EL MUNDO • SUBNOTA › OPINION
› Por Ernesto Tiffenberg
En las películas, al final siempre el chico joven y lindo se las ingenia para domar al toro. Comparado con el candidato de la derecha, nada menos que el hombre más rico del país, se podría considerar a Rafael Correa como joven y lindo. Y Ecuador, donde desfilaron siete presidentes en los últimos 10 años, bien podría jugar el rol del toro embravecido. Lo que todavía está por verse es si logra domarlo.
En el pequeño país andino se ha vuelto un clásico que los presidentes consigan su trabajo en las urnas, en general con sólidas mayorías en las segundas vueltas, y que lo pierdan poco tiempo después por la acción combinada de la protesta callejera y el complot parlamentario.
Más precisamente, la rebelión de las calles hace ingobernable al país mientras el desprestigiado Congreso encuentra una salida de dudosa legalidad pero siempre aceptada como legítima. Así, en febrero de 1997, Abdalá Bucaram, el remedo local de Carlos Menem que hasta se dio el lujo de contratar a Domingo Cavallo para que también les arruinara la vida a los ecuatorianos, fue declarado “insano” por los parlamentarios cuando el país se incendiaba. Poco después, en enero de 2000, cayó Jamil Mahuad, que había llegado al poder con fama de gobernante eficaz y socialmente sensible, en medio de un levantamiento indígena que obtuvo el oportuno respaldo de los militares de Lucio Gutiérrez. Elegido presidente en las siguientes elecciones, Gutiérrez se abrazó a las recetas del FMI que había criticado en su campaña y no llegó a cumplir la mitad de su mandato, empujado por las mismas fuerzas indígenas que lo habían llevado a la cumbre.
A su manera, Ecuador fue el escenario donde primero se montó, y más se repitió, la obra que terminaría seduciendo a buena parte de América latina. Esa que exhibe sin pudores la decadencia de los políticos nacidos y criados a partir del retorno de la democracia al continente a fines de los setenta y principios de los ochenta. En ella los militares ya no son protagonistas excluyentes, en muchos países ni siquiera importantes, y las revueltas populares se transforman en la pesadilla de los gobernantes.
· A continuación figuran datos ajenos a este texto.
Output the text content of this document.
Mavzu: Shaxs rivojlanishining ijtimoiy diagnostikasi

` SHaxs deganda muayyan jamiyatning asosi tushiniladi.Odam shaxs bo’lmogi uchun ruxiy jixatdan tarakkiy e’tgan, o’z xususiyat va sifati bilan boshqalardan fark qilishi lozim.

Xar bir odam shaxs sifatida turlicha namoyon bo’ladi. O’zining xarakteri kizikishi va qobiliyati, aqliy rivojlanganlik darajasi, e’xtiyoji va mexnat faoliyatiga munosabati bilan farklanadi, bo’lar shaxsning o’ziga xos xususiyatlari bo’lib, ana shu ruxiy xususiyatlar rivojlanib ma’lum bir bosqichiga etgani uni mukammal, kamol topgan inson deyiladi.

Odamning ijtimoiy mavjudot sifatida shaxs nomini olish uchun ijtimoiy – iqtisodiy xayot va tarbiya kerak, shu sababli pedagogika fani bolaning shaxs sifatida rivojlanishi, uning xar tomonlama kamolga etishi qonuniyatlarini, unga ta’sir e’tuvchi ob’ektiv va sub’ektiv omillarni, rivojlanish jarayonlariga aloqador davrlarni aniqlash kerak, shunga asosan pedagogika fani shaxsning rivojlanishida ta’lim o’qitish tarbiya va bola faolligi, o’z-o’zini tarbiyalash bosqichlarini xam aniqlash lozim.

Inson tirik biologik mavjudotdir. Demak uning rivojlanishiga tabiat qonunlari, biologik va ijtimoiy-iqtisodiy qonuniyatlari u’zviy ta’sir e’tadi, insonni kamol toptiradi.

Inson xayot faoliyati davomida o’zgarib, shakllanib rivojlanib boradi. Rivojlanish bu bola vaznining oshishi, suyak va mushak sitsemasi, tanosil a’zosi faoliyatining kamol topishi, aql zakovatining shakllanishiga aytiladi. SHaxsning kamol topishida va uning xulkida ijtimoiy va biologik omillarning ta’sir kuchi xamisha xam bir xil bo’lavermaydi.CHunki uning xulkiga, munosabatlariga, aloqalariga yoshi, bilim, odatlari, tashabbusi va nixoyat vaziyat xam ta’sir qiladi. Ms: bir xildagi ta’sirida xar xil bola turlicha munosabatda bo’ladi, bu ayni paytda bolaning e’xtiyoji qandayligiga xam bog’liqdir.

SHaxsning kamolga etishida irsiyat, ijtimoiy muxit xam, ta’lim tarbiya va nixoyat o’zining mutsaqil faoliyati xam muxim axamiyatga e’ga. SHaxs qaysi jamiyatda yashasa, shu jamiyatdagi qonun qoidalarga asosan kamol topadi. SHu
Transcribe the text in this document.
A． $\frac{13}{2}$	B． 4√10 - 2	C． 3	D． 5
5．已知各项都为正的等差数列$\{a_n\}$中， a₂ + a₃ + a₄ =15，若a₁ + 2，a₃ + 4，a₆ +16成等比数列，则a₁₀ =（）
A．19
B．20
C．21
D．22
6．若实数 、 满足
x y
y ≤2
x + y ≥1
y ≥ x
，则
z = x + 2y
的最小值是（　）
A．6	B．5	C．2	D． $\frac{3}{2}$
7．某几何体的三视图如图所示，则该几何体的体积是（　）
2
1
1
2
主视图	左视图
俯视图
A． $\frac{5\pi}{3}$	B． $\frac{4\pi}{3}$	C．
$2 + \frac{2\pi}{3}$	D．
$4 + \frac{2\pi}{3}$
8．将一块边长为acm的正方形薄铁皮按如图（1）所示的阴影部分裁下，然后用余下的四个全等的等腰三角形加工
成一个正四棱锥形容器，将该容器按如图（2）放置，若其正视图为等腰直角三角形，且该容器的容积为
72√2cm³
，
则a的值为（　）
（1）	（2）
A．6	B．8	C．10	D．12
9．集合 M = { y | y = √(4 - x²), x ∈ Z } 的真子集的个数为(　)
Algo de esta trama conoció la Argentina a fines de 2001 y la seguidilla de presidentes en apenas semanas muestra el éxito que alcanzó la puesta local del nuevo suceso continental.
De los políticos que tuvieron que soportarla, fue Néstor Kirchner el que mejor comprendió dónde estaba agazapada la principal amenaza para la gobernabilidad. Y tan bien aprendió la lección que hasta el día de hoy, tres años después de su llegada a la Casa Rosada y con una confirmación electoral en el medio, todavía tiene clara la necesidad de ratificar casi diariamente su relación con “la gente” y de impedir a cualquier precio cualquier represión violenta a los movimientos callejeros que, efusión de sangre mediante, pueda poner en cuestión su estabilidad en el cargo. Algo que también sus enemigos parecen haber aprendido y de ahí su interés por empujarlo en esa dirección ante cualquier oportunidad, o sea toda medida de acción directa protagonizada por sectores populares.
Si los resultados de las encuestas de boca de urna se confirman en el conteo oficial, Correa haría bien en tomar en cuenta esa experiencia. En una primera mirada, daría la impresión que no la ignora. Su campaña estuvo basada en dos ejes fundamentales. Por un lado prometió una “revolución” económica, destinada a mejorar la desastrosa distribución del ingreso que condena a la miseria a más de la mitad de la población. Ya adelantó su rechazo a un TLC con Estado Unidos, la necesidad de rediscutir la deuda externa y, aunque aseguró que no abandonará la dolarización que encorseta la economía local, parece comprender los peligros que representa. Por el otro, apostó su destino político a la convocatoria de una Asamblea Constituyente que disuelva el desprestigiado Parlamento y fije las bases de un nuevo contrato nacional. En el caso de Correa, conseguir este objetivo es casi una cuestión de supervivencia, porque no cuenta con ningún apoyo en el Congreso que es justamente el órgano que debería convocar a la Constituyente.
En este campo, también podrá recurrir a la experiencia continental. Tanto Hugo Chávez en Venezuela como Evo Morales en Bolivia trasladaron la lucha política al terreno constitucional apenas asumidos. Pero su desafío luce aún más difícil que el de sus dos referentes. Correa no tiene un partido sólido que lo respalde ni mayorías electorales consistentes que le permitan, al menos en un principio, hacer retroceder a lo que durante toda la campaña calificó como “partidocracia corrupta”. Si no lo logra, o se pliega a ella, seguramente la historiografía de su país se limitará a recordarlo como el octavo de los presidentes consumidos en solo diez años por el Ecuador. Otro más que no consiguió domar al toro.